Representative Thomas Slater, who sits on the House Finance Committee, is hoping for an Obama bailout, pointing to “independent state agencies such as the Rhode Island Public Transit Authority and the Rhode Island Airport Corporation,” and whipping out the magic “consolidation” word. AFL-CIO Secretary-Treasurer George Nee “worries that lawmakers rushing back to a special session might feel compelled to do something “stupid,” such as scrapping the state’s “defined-benefit” pension plan for state workers in favor of a 401(k)-type plan.” What he offers instead is, not surprisingly, a handful of items from the unionist wish list, with a nod to the progressives thrown in at the end:
Nee suggests that lawmakers instead take steps to create jobs: allow full-scale casino gambling; accelerate road and college construction projects for which there are approved, but unissued, bonds; create a “marine trade development authority” to “look not just at an expansion” of the port at Quonset point, but “at all of the possibilities.”
And, “revisit having a casino,” he said yesterday. “Let’s be real. Let’s stop the pretense that we don’t have one. Let’s do it full scale … and keep those people from Rhode Island from going [to] Connecticut.” On the revenue and spending front, Nee said, Carcieri could make a serious dent by firing the 580-plus “contract employees” who have been hired to do the work of state employees across state government, while lawmakers could “suspend” a phased-in income tax cut for the state’s wealthiest taxpayers. Of the promised tax cut, he said: “Everybody has to share in the pain.”
Oh, Rhode Island has to create jobs, but Nee’s attempt to corral them in an opportunistic direction would, at best, swirl the murky economic pool.
Even Republican Representative John Loughlin doesn’t go the necessary distance. He speaks against tax increases, but what he offers as alternatives (in the article, at least) are some tweaks to higher education and the registry of motor vehicles.

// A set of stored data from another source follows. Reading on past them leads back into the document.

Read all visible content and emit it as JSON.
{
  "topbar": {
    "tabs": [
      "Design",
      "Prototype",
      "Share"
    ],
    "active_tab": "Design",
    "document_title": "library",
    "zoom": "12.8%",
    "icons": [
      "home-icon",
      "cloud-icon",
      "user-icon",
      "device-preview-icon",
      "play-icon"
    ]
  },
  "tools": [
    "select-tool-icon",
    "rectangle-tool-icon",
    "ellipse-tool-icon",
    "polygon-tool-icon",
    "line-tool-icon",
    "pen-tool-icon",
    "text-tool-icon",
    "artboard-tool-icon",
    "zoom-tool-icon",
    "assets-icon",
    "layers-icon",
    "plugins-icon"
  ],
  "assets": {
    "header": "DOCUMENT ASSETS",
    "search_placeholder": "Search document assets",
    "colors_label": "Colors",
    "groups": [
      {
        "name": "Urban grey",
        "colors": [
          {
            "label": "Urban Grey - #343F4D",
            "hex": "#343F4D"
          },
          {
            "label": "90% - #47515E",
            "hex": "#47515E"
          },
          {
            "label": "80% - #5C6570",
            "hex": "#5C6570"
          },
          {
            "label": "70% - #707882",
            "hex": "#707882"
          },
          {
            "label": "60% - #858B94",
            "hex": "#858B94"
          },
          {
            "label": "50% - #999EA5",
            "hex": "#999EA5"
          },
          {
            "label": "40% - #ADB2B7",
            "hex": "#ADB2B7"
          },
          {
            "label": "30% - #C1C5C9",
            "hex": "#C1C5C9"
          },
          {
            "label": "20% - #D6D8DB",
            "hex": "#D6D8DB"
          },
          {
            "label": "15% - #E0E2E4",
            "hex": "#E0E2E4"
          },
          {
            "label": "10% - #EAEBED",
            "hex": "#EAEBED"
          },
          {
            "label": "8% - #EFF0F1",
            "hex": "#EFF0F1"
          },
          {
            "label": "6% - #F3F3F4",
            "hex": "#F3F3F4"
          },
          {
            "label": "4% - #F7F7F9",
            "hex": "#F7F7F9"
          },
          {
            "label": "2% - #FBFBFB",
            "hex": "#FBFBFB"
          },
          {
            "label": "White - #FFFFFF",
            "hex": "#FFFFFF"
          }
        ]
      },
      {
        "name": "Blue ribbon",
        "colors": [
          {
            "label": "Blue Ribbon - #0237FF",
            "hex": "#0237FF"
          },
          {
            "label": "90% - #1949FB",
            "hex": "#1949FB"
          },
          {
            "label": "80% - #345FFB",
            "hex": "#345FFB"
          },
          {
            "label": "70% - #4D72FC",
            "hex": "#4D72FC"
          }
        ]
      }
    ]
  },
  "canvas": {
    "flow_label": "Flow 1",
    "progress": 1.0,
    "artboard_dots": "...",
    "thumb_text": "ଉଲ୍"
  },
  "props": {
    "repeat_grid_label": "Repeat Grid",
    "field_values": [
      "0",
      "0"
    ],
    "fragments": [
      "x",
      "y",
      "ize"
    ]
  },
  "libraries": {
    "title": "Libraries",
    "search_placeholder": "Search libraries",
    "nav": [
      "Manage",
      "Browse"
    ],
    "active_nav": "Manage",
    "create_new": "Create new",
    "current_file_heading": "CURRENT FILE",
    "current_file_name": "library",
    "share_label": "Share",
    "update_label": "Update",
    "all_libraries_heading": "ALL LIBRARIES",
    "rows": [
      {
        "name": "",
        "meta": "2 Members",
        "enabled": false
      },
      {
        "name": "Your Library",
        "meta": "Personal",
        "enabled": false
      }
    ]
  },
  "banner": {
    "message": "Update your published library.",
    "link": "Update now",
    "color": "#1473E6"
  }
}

Rhode Island has to ask itself why people are leaving and why businesses won’t come here without specialized gifts from the government. The answer is obvious, as are the solutions: slash taxes, eliminate the bulk of regulations and other intrusions, and rebuild the state’s infrastructure. After the last election, however, it’s not unreasonable to be pessimistic about the willingness of Rhode Islanders to push for real change, but they’re going to have to do face reality sooner or later.